Solving Two-Step Inequalities

A two-step inequality is an inequality that requires two operations to isolate the variable, typically involving addition or subtraction followed by multiplication or division.

To solve 2 - 3x ≤ 20, first subtract 2 from both sides to get -3x ≤ 18, then divide by -3 (remember to flip the inequality sign) to find x ≥ -6.

Flipping the inequality sign means that if you divide or multiply both sides of an inequality by a negative number, the direction of the inequality changes.

The solution x ≥ 3 means that x can be any number greater than or equal to 3.

To solve 11 > -3y + 2, subtract 2 from both sides to get 9 > -3y, then divide by -3 (flipping the sign) to find y > -3.

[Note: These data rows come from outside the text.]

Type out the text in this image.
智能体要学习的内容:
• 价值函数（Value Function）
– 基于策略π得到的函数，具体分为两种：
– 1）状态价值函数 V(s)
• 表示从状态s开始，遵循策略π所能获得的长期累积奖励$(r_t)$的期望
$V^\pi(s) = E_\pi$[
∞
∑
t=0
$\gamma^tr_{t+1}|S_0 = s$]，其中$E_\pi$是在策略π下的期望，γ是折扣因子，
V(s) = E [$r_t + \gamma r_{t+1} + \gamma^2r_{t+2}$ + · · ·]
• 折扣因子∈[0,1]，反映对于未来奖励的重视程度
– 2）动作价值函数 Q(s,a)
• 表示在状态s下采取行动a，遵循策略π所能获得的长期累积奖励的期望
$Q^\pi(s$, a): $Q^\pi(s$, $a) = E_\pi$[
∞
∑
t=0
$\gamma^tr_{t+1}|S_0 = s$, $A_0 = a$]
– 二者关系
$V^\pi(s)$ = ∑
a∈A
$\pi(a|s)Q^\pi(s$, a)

The inequality x < -20 represents all numbers to the left of -20 on a number line, not including -20 itself.

To solve 25 < x - 10, add 10 to both sides to get 35 < x, or x > 35.

An equation states that two expressions are equal, while an inequality shows that one expression is greater than, less than, or not equal to another.

1. Solve the inequality for the variable. 2. Determine the type of circle (open or closed) based on the inequality sign. 3. Shade the appropriate region on the number line.

The solution set is the set of all values that satisfy the inequality.